The major strength of this study was the ability to use the world's largest trauma repository to analyze an uncommon intervention. However, there are several important limitations. As is the case with any large database, there is always concern for misclassification bias. Prior studies have noted a concern for underreporting of complication data, though NTDB data quality has improved greatly over time. 29 The potential for misclassification is especially important for this analysis, since accurate coding of procedures is paramount to dichotomizing patients to laparoscopic and open cohorts. In estimating a conversion rate, it is unknown whether surgeons identified an injury or not, then proceeded to an open operation, that is, was a negative laparoscopy an indication for an open operation for some surgeons?

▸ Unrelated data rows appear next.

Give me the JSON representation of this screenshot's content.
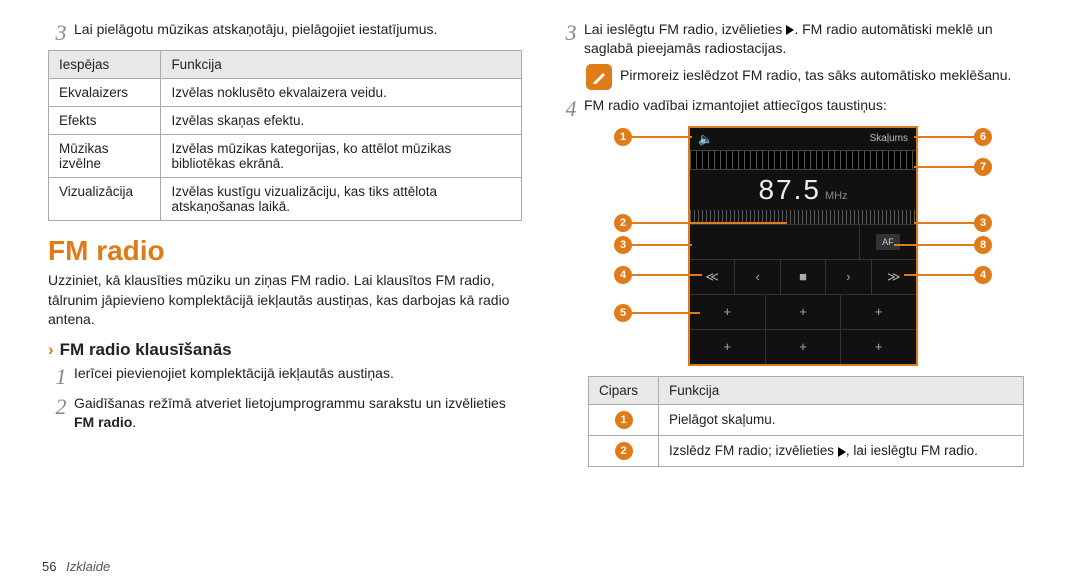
{
  "left": {
    "step3": "Lai pielāgotu mūzikas atskaņotāju, pielāgojiet iestatījumus.",
    "table": {
      "h1": "Iespējas",
      "h2": "Funkcija",
      "rows": [
        {
          "a": "Ekvalaizers",
          "b": "Izvēlas noklusēto ekvalaizera veidu."
        },
        {
          "a": "Efekts",
          "b": "Izvēlas skaņas efektu."
        },
        {
          "a": "Mūzikas izvēlne",
          "b": "Izvēlas mūzikas kategorijas, ko attēlot mūzikas bibliotēkas ekrānā."
        },
        {
          "a": "Vizualizācija",
          "b": "Izvēlas kustīgu vizualizāciju, kas tiks attēlota atskaņošanas laikā."
        }
      ]
    },
    "heading": "FM radio",
    "body": "Uzziniet, kā klausīties mūziku un ziņas FM radio. Lai klausītos FM radio, tālrunim jāpievieno komplektācijā iekļautās austiņas, kas darbojas kā radio antena.",
    "subheading": "FM radio klausīšanās",
    "step1": "Ierīcei pievienojiet komplektācijā iekļautās austiņas.",
    "step2a": "Gaidīšanas režīmā atveriet lietojumprogrammu sarakstu un izvēlieties ",
    "step2b": "FM radio",
    "step2c": "."
  },
  "right": {
    "step3a": "Lai ieslēgtu FM radio, izvēlieties ",
    "step3b": ". FM radio automātiski meklē un saglabā pieejamās radiostacijas.",
    "note": "Pirmoreiz ieslēdzot FM radio, tas sāks automātisko meklēšanu.",
    "step4": "FM radio vadībai izmantojiet attiecīgos taustiņus:",
    "fm": {
      "status": "Skaļums",
      "freq": "87.5",
      "unit": "MHz",
      "af": "AF"
    },
    "table": {
      "h1": "Cipars",
      "h2": "Funkcija",
      "rows": [
        {
          "n": "1",
          "b": "Pielāgot skaļumu."
        },
        {
          "n": "2",
          "ba": "Izslēdz FM radio; izvēlieties ",
          "bb": ", lai ieslēgtu FM radio."
        }
      ]
    }
  },
  "footer": {
    "page": "56",
    "section": "Izklaide"
  }
}
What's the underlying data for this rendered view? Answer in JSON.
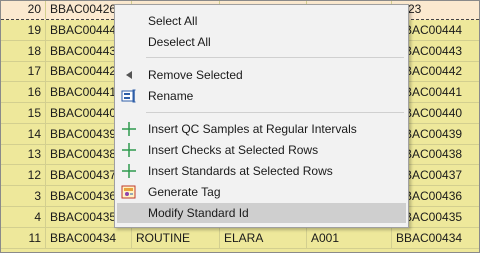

Also, centers voluntarily participate in NTDB, and selection bias may be present as these hospitals do not necessarily represent a national sample. NTDB does not yet have a weighted national sample database for pediatric trauma. A national study such as this does not provide the rationale for the choice of laparoscopy. This insight would be of great benefit. In addition, dynamic physiologic data (i.e., vital signs) were not available for review. It is assumed, based on higher GCS and lower ISS scores, that the laparoscopic cohort was not only less injured but also likely more hemodynamically stable. Finally, 14 years was defined as the upper age limit. Though older adolescent patients may be treated at pediatric trauma centers, we sought to capture a truly “pediatric” population, which is in accordance with prior research. 30
Laparoscopy is proving to be a useful modality in the management of pediatric abdominal trauma. Utilization is increasing, and its role will likely expand as surgeons become more accustomed to its use as both a diagnostic and therapeutic adjunct in trauma care. Stable patients who present with a high degree of clinical uncertainty for intra-abdominal injury or with surgical pathology amenable to laparoscopic repair may benefit significantly from its use. Future research should further define its growing role in the management of pediatric abdominal trauma, and educational programs/resources should be developed for pediatric surgeons who wish to incorporate trauma laparoscopy into their clinical practice.
Footnotes
Disclosure Statement
The authors did not receive any specific grant from funding agencies in the public, commercial, or not-for-profit sectors.
The authors have no conflicts of interest relevant to this article to disclose.